As for the more general concerns:

Standardized laws and rules tend in practice to disproportionately benefit those with the resources to bend and manipulate those rules with lawyers.  Furthermore, this proposal does not need to replace all laws, but can be utilized alongside them as a way for people to show their disapproval in a way that is more effective that verbal insult, and less coercive than physical violence.  I'd consider it a potential way to channel people's anger so that they don't decide to start a revolution against what they see as laws that benefit the rich and powerful.  It is a way to distribute a little power to individuals and allow them to participate in a system that considers their input in a small but meaningful way.

The rules may be more consistent with laws, but in practice, they are also contentious in the sense that the process of creating these laws is arcane and complex and the resulting punishments often delayed for years as they work through the legal system.  Again, this makes sense when determining how the coercive power of the state should be applied, but leaves something to be desired in terms of responsiveness to addressing real world concerns.

Third-party enforcement is certainly desirable.  In practice, the glory system allows anyone outside the two parties to contribute and likely the bulk of votes will come from them.  As for cycles of violence, the exchange rate mechanism means that defence is at least twice as effective as attack with the same amount of currency, which should at least mitigate the cycles because it won't be cost-effective to attack without significant public support.  Though this is only relevant to the forum condition.

In the general condition as a currency, keep in mind that as a currency functions as a store of value, there is a substantial opportunity cost to spending the currency to destroy other people's currency rather than say, using it to accrue interest.  The cycles are in a sense self-limiting because people won't want to spend all their money escalating a conflict that will only cause both sides to hemorrhage funds, unless someone feels so utterly wronged as to be willing to go bankrupt to bankrupt another, in which case, one should honestly be asking what kind of injustice caused this situation to come into being in the first place.

All that being said, I appreciate the critiques.
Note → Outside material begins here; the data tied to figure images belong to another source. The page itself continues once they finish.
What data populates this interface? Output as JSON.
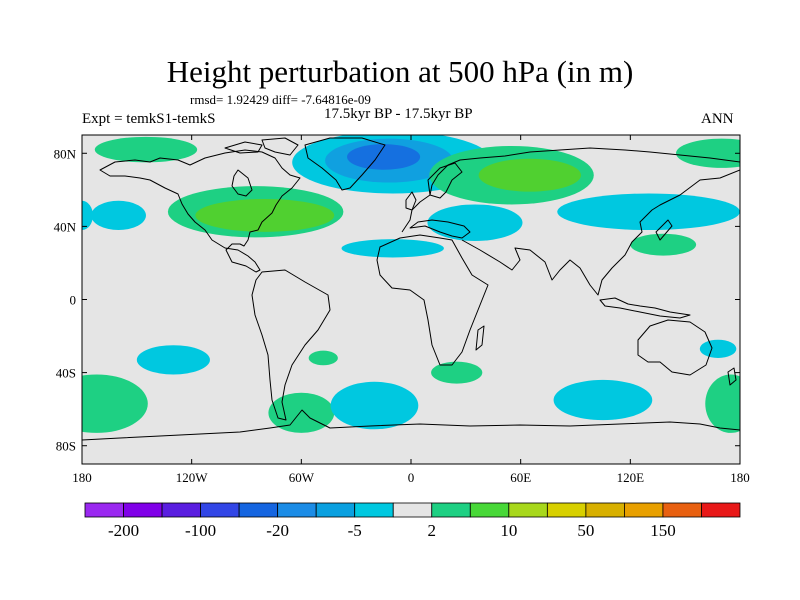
{
  "header": {
    "title": "Height perturbation at 500 hPa (in m)",
    "stats": "rmsd= 1.92429 diff= -7.64816e-09",
    "left_label": "Expt = temkS1-temkS",
    "center_label": "17.5kyr BP - 17.5kyr BP",
    "right_label": "ANN"
  },
  "map": {
    "lon_range": [
      -180,
      180
    ],
    "lat_range": [
      -90,
      90
    ],
    "x_ticks": [
      {
        "lon": -180,
        "label": "180"
      },
      {
        "lon": -120,
        "label": "120W"
      },
      {
        "lon": -60,
        "label": "60W"
      },
      {
        "lon": 0,
        "label": "0"
      },
      {
        "lon": 60,
        "label": "60E"
      },
      {
        "lon": 120,
        "label": "120E"
      },
      {
        "lon": 180,
        "label": "180"
      }
    ],
    "y_ticks": [
      {
        "lat": 80,
        "label": "80N"
      },
      {
        "lat": 40,
        "label": "40N"
      },
      {
        "lat": 0,
        "label": "0"
      },
      {
        "lat": -40,
        "label": "40S"
      },
      {
        "lat": -80,
        "label": "80S"
      }
    ],
    "background_color": "#e5e5e5",
    "anomalies": [
      {
        "lon": -145,
        "lat": 82,
        "rlon": 28,
        "rlat": 7,
        "class": "10",
        "color": "#1ed083"
      },
      {
        "lon": -10,
        "lat": 75,
        "rlon": 55,
        "rlat": 17,
        "class": "-5",
        "color": "#00c8e0"
      },
      {
        "lon": -12,
        "lat": 76,
        "rlon": 35,
        "rlat": 12,
        "class": "-20",
        "color": "#10a0e0"
      },
      {
        "lon": -15,
        "lat": 78,
        "rlon": 20,
        "rlat": 7,
        "class": "-100",
        "color": "#1570e0"
      },
      {
        "lon": 55,
        "lat": 68,
        "rlon": 45,
        "rlat": 16,
        "class": "10",
        "color": "#1ed083"
      },
      {
        "lon": 65,
        "lat": 68,
        "rlon": 28,
        "rlat": 9,
        "class": "50",
        "color": "#50d030"
      },
      {
        "lon": -160,
        "lat": 46,
        "rlon": 15,
        "rlat": 8,
        "class": "-5",
        "color": "#00c8e0"
      },
      {
        "lon": -180,
        "lat": 46,
        "rlon": 6,
        "rlat": 8,
        "class": "-5",
        "color": "#00c8e0"
      },
      {
        "lon": -85,
        "lat": 48,
        "rlon": 48,
        "rlat": 14,
        "class": "10",
        "color": "#1ed083"
      },
      {
        "lon": -80,
        "lat": 46,
        "rlon": 38,
        "rlat": 9,
        "class": "50",
        "color": "#50d030"
      },
      {
        "lon": 35,
        "lat": 42,
        "rlon": 26,
        "rlat": 10,
        "class": "-5",
        "color": "#00c8e0"
      },
      {
        "lon": 130,
        "lat": 48,
        "rlon": 50,
        "rlat": 10,
        "class": "-5",
        "color": "#00c8e0"
      },
      {
        "lon": 170,
        "lat": 80,
        "rlon": 25,
        "rlat": 8,
        "class": "10",
        "color": "#1ed083"
      },
      {
        "lon": 138,
        "lat": 30,
        "rlon": 18,
        "rlat": 6,
        "class": "10",
        "color": "#1ed083"
      },
      {
        "lon": -10,
        "lat": 28,
        "rlon": 28,
        "rlat": 5,
        "class": "-5",
        "color": "#00c8e0"
      },
      {
        "lon": -130,
        "lat": -33,
        "rlon": 20,
        "rlat": 8,
        "class": "-5",
        "color": "#00c8e0"
      },
      {
        "lon": -48,
        "lat": -32,
        "rlon": 8,
        "rlat": 4,
        "class": "10",
        "color": "#1ed083"
      },
      {
        "lon": -60,
        "lat": -62,
        "rlon": 18,
        "rlat": 11,
        "class": "10",
        "color": "#1ed083"
      },
      {
        "lon": -20,
        "lat": -58,
        "rlon": 24,
        "rlat": 13,
        "class": "-5",
        "color": "#00c8e0"
      },
      {
        "lon": 25,
        "lat": -40,
        "rlon": 14,
        "rlat": 6,
        "class": "10",
        "color": "#1ed083"
      },
      {
        "lon": 105,
        "lat": -55,
        "rlon": 27,
        "rlat": 11,
        "class": "-5",
        "color": "#00c8e0"
      },
      {
        "lon": 168,
        "lat": -27,
        "rlon": 10,
        "rlat": 5,
        "class": "-5",
        "color": "#00c8e0"
      },
      {
        "lon": -172,
        "lat": -57,
        "rlon": 28,
        "rlat": 16,
        "class": "10",
        "color": "#1ed083"
      },
      {
        "lon": 175,
        "lat": -57,
        "rlon": 14,
        "rlat": 16,
        "class": "10",
        "color": "#1ed083"
      }
    ]
  },
  "colorbar": {
    "colors": [
      "#9a28f0",
      "#8000e8",
      "#5a1ee0",
      "#3246e6",
      "#1565e0",
      "#1b8ce6",
      "#0aa0e0",
      "#00c8e0",
      "#e5e5e5",
      "#1ed083",
      "#48d838",
      "#a8d81c",
      "#d8d000",
      "#d8b000",
      "#e8a000",
      "#e86010",
      "#e81818"
    ],
    "labels": [
      {
        "after_box": 1,
        "text": "-200"
      },
      {
        "after_box": 3,
        "text": "-100"
      },
      {
        "after_box": 5,
        "text": "-20"
      },
      {
        "after_box": 7,
        "text": "-5"
      },
      {
        "after_box": 9,
        "text": "2"
      },
      {
        "after_box": 11,
        "text": "10"
      },
      {
        "after_box": 13,
        "text": "50"
      },
      {
        "after_box": 15,
        "text": "150"
      }
    ]
  }
}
Comment by Darklight on The Glory System: A Model For Moral Currency And Distributed Self-Moderation · 2021-02-19T17:51:34.274Z · LW · GW

As for the cheaply punishing prolific posters problem, I don't know a good solution that doesn't lead to other problems, as forcing all downvotes to cost glory makes it much harder to deal with spammers who somehow get through the application process filter.  I had considered an alternative system in which all votes cost glory, but then there's no way to generate glory except perhaps by having admins and mods gift them, which could work, but runs counter to the direct democracy ideal that I was sorta going for.